Query-based Knowledge Transfer for Heterogeneous Learning Environments

TL;DR

The paper addresses customized query-driven knowledge transfer in decentralized learning under data heterogeneity and privacy constraints. It introduces Query-based Knowledge Transfer (QKT), a data-free, two-phase framework that uses synthetic data-driven masks for query-focused distillation (Phase 1) and subsequent Classification Head Refinement (Phase 2) to mitigate forgetting. Empirical results on standard and clinical benchmarks show substantial improvements over federated, KD, and ensemble baselines, with average gains around 20.9 points for single-class and 14.3 points for multi-class queries, while reducing communication overhead. A lighter variant, QKT Light, offers further efficiency, and ablations highlight the critical roles of masking, head refinement, and two-phase stability for robust decentralized learning.

Abstract

Decentralized collaborative learning under data heterogeneity and privacy constraints has rapidly advanced. However, existing solutions like federated learning, ensembles, and transfer learning, often fail to adequately serve the unique needs of clients, especially when local data representation is limited. To address this issue, we propose a novel framework called Query-based Knowledge Transfer (QKT) that enables tailored knowledge acquisition to fulfill specific client needs without direct data exchange. QKT employs a data-free masking strategy to facilitate communication-efficient query-focused knowledge transfer while refining task-specific parameters to mitigate knowledge interference and forgetting. Our experiments, conducted on both standard and clinical benchmarks, show that QKT significantly outperforms existing collaborative learning methods by an average of 20.91\% points in single-class query settings and an average of 14.32\% points in multi-class query scenarios.
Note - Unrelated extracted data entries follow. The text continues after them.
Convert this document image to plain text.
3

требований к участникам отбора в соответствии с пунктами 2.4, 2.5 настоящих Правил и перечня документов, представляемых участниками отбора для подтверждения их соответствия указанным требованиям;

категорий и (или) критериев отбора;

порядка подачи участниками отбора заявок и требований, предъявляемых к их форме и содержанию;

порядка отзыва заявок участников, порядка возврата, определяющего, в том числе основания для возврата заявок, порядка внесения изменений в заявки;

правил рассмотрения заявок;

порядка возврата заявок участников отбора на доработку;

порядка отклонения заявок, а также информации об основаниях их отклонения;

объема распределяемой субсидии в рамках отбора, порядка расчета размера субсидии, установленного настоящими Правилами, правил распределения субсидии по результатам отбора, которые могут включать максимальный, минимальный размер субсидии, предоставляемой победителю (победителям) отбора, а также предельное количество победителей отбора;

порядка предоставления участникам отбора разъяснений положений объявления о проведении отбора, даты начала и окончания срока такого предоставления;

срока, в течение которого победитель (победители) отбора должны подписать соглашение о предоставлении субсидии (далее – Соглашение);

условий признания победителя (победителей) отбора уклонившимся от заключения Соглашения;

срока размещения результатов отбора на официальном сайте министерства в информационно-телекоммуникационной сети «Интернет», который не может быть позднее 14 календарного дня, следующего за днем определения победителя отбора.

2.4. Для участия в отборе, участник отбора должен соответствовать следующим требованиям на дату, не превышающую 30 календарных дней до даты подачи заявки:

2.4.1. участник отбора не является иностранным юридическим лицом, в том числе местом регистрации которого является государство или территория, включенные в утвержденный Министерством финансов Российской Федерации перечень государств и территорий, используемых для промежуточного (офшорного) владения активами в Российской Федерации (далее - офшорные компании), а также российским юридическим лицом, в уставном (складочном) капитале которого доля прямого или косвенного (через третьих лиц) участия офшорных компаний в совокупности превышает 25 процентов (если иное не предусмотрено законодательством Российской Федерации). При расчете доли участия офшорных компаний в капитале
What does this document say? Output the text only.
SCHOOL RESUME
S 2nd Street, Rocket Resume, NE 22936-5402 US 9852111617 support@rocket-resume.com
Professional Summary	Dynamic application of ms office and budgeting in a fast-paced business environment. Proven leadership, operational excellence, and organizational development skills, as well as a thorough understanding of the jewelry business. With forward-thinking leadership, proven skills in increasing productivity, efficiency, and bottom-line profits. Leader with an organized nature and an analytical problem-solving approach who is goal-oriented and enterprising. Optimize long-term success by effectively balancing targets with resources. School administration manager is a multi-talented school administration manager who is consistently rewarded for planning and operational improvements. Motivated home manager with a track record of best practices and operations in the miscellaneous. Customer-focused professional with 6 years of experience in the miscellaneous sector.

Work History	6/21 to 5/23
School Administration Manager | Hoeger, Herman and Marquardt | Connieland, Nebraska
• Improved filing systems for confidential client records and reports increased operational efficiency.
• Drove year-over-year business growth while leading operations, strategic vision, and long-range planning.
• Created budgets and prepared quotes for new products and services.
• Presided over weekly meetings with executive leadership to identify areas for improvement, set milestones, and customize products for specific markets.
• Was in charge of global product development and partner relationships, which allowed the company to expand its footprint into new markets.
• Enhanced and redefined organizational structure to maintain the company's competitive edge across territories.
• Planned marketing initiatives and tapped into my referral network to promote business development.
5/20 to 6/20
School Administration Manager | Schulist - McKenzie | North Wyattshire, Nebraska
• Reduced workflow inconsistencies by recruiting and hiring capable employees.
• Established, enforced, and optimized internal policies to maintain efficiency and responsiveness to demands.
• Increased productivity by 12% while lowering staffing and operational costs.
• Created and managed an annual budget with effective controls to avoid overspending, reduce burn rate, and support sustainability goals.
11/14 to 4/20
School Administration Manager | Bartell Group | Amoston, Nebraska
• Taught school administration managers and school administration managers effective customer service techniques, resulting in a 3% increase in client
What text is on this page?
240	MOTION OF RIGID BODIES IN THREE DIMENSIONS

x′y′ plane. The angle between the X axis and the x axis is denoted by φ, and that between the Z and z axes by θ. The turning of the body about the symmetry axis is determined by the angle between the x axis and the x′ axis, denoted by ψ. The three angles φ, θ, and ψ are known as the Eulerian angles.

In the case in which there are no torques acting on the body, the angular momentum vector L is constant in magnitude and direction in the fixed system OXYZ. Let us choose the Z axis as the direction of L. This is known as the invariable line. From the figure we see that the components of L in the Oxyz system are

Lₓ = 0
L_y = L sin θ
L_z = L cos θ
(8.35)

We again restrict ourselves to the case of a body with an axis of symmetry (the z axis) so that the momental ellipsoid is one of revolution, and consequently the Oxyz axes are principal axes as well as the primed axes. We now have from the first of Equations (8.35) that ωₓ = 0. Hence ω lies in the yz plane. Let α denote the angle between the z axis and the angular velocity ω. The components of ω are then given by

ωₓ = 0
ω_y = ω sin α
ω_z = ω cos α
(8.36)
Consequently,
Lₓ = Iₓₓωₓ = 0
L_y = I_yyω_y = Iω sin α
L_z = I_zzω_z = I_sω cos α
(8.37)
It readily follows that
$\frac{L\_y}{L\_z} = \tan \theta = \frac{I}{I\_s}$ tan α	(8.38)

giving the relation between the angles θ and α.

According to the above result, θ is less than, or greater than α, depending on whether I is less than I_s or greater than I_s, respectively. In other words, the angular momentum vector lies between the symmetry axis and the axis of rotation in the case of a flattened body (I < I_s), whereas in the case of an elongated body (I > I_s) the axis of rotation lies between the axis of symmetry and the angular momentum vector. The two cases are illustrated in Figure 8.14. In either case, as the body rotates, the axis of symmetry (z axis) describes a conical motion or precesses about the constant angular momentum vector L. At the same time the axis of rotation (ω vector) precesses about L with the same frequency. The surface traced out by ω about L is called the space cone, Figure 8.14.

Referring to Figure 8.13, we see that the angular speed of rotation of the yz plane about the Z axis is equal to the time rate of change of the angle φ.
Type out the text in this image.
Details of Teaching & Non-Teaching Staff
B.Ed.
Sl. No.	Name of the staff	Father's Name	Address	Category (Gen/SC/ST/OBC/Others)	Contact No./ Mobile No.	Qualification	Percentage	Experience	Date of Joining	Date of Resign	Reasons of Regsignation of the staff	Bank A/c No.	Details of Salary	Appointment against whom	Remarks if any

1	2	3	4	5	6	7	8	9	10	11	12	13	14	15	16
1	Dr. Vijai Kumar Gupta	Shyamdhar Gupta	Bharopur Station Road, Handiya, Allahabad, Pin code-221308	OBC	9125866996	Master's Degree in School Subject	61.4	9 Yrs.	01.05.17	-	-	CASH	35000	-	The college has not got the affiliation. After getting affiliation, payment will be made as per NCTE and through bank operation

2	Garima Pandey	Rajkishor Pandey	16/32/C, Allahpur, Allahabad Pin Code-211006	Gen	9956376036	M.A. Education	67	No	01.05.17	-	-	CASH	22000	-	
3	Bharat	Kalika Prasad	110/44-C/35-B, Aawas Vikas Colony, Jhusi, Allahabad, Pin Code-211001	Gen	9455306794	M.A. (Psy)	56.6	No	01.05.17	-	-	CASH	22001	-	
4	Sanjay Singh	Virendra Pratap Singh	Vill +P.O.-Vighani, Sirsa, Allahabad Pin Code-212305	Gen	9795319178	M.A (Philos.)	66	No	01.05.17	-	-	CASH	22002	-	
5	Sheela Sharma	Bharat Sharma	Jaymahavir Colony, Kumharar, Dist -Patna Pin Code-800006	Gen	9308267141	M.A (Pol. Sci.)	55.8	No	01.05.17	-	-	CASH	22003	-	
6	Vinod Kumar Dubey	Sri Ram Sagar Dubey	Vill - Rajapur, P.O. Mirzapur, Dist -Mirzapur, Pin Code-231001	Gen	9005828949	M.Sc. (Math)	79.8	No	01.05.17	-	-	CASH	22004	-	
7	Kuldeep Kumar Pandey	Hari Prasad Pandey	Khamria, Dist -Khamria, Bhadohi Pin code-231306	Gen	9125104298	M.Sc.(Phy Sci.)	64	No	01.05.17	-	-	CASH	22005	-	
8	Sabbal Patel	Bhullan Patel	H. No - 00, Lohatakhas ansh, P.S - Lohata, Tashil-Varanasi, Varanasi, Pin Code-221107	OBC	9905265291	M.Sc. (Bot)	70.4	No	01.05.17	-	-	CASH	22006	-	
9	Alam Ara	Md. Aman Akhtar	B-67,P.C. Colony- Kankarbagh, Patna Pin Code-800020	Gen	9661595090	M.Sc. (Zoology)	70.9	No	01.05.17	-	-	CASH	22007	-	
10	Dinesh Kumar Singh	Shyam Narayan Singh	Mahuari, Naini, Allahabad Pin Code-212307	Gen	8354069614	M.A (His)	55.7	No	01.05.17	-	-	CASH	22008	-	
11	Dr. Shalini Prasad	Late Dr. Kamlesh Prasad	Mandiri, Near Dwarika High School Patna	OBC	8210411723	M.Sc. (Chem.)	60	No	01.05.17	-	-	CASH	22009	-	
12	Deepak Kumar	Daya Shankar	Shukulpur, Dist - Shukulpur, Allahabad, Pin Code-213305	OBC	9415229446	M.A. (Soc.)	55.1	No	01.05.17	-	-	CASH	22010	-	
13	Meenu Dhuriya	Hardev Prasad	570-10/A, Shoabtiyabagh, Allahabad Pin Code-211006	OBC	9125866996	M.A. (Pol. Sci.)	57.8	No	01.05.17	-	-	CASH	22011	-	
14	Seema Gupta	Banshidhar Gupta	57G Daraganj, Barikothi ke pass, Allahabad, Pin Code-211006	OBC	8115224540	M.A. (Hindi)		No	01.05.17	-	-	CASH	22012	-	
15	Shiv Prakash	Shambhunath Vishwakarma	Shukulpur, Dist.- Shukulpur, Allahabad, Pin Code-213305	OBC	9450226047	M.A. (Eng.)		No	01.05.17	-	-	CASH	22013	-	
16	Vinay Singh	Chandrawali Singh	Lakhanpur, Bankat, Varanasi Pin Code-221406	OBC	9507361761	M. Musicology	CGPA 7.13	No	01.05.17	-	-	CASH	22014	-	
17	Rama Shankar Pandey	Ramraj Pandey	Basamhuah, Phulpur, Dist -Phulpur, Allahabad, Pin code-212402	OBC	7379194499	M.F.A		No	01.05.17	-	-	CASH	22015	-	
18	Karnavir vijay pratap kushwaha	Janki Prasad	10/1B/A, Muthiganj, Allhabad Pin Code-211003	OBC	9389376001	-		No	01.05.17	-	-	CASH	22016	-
Further analysis and ablation studies reveal that QKT effectively balances the learning of new and existing knowledge, showing strong potential for its application in decentralized learning.

Paper Structure

This paper contains 23 sections, 4 equations, 7 figures, 24 tables.

Figures (7)

  • Figure 1: Extraneous knowledge, whether from additional classes or non-proficient teachers, can interfere with the query and local classes, leading to unsatisfactory performance for the query classes.
  • Figure 2: Decision boundaries and class accuracy of Local Training, Naive KD, QKT Phase 1, and QKT Phase 2. Refining the classification head in QKT Phase 2 markedly improves the performance.
  • Figure 3: Query-based Knowledge Transfer (QKT): noise is applied to estimate the relevance of the teacher models to the student's query to obtain masks for each teacher model. Masked distillation is then applied to transfer the knowledge of the query classes from the teacher models to the student model. We then refine the classification head of the student model to prevent forgetting the previously learned knowledge.
  • Figure 4: Forgetting vs. Query Accuracy Gain across datasets. Each column shows one dataset, while rows correspond to different data distributions (Pathological/Dirichlet) and query types (Single-Class/Multi-Class). Points closer to the upper-right corner represent lower forgetting and higher query accuracy gain.
  • Figure 5: Comparison of actual data distribution (left) and predicted probabilities (right) for each client using noise-based filtering. The left heatmap is normalized to facilitate comparison, and the prediction error is shown in MSE.